Three recent articles caught my attention: one on healthcare costs, one on drug addiction treatment and one on transforming healthcare with a simple question. Let me see if I can weave them together.
Geoff Colvin in a recent FORTUNE magazine article, challenges us to ask a very different question about the costs of healthcare. Lifestyle diseases– coronary artery disease, hypertension, diabetes, some cancers –are the root cause of higher healthcare costs. Vast cost savings would result from changing our lifestyle habits. Why don’t we? He opines that:
- No economic incentive (in 1960 we paid for 56 percent of healthcare costs out of our own pocket and 2010, 14 percent).
- It is socially acceptable (being obese is OK), and
- Bad habits are addictive (smoking, alcohol, perhaps “hyperpalatable” foods). So, change the debate from healthcare resource allocation to lifestyle disease reduction.
In the Wall Street Journal Review section, authors Mark Kleiman, Jonathan Caulkins and Angela Howken speak to the failure of our approach to drug addiction, i.e. the War on Drugs. Their focus, supported by very interesting research and ongoing programs, is getting the addicts who have violent or dangerous behaviors off the street. Bring societal safety back to the forefront of the efforts– and not fill our prisons. Solutions, simply stated, are clear, unequivocal, uniformly enforced, with immediate consequences. An example: an individual who has committed alcohol-related crimes must be tested twice a day for alcohol. If the individual doesn’t show up or if a test is positive, immediate incarceration. Ninety-nine percent show up and are sober.
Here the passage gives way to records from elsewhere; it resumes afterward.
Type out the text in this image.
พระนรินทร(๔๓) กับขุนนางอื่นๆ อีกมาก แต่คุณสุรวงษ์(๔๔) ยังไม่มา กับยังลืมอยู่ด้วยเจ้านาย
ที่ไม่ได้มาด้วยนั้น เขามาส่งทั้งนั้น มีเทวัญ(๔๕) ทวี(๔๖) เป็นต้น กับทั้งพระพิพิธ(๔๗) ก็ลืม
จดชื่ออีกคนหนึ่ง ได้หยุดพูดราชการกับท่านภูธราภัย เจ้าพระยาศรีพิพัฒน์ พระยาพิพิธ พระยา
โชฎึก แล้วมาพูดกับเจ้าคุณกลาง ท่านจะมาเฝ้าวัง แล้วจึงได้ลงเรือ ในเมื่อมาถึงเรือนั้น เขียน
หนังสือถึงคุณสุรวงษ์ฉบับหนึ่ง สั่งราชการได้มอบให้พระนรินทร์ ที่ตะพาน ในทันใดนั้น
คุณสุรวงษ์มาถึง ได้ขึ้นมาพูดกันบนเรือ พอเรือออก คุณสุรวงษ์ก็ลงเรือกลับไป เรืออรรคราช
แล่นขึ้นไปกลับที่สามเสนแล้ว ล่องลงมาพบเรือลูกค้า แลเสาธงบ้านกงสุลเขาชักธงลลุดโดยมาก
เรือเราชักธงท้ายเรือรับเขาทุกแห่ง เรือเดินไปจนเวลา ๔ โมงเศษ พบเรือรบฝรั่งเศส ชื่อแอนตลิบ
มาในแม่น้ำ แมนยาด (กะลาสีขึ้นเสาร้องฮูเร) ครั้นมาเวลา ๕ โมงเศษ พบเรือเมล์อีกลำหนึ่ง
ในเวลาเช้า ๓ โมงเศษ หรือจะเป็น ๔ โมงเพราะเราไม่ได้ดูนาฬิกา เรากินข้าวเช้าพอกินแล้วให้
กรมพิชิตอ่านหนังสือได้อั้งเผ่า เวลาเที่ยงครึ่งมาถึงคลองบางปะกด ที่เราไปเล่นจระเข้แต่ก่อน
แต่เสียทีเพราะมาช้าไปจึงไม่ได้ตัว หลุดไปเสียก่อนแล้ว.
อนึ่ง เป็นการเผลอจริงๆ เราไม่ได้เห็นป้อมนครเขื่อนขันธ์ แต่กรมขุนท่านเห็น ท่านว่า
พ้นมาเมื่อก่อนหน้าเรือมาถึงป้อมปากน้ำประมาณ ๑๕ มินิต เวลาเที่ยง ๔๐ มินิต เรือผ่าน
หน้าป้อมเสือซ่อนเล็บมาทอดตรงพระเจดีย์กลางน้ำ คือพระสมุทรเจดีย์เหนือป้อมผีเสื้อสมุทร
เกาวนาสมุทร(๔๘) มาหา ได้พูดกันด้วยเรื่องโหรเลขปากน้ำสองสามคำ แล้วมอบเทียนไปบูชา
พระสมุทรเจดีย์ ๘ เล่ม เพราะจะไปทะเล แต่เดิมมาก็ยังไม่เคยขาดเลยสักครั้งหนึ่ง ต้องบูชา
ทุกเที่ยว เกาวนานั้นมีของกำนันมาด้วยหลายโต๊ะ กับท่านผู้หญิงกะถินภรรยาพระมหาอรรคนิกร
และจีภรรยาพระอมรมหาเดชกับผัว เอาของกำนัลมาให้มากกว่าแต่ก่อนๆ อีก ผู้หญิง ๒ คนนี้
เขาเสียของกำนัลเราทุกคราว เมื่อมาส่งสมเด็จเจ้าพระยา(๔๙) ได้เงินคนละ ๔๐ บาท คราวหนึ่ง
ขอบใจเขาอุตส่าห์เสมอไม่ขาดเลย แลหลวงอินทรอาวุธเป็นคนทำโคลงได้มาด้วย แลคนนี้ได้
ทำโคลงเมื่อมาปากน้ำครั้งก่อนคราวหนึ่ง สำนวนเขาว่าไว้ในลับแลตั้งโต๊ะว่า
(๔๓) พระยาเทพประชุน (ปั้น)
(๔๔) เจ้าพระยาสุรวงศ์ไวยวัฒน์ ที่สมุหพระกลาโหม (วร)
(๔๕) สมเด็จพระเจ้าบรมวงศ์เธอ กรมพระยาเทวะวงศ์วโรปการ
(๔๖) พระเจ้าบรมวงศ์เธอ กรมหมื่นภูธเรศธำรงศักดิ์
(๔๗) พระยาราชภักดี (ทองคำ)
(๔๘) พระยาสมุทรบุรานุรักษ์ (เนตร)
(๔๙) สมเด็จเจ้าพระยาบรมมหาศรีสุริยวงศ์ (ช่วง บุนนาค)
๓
And finally, in WSJ online, Laura Landro makes the case that appealing to patient’s perception of quality of life and personal goals before talking about their blood sugar, blood pressure, or other metrics, opens the door for engagement around healthful behaviors. The key to making it happen are counselors (I would call them health educators) who follow the patients, sometimes multiple times a week. Well-being is more than absence of disease.
So, can we reduce the costs of healthcare by supporting life style changes, with economic incentives and personal goal enhancement and real immediate consequences? It would be hard to put the pieces in place, but it is a nice package.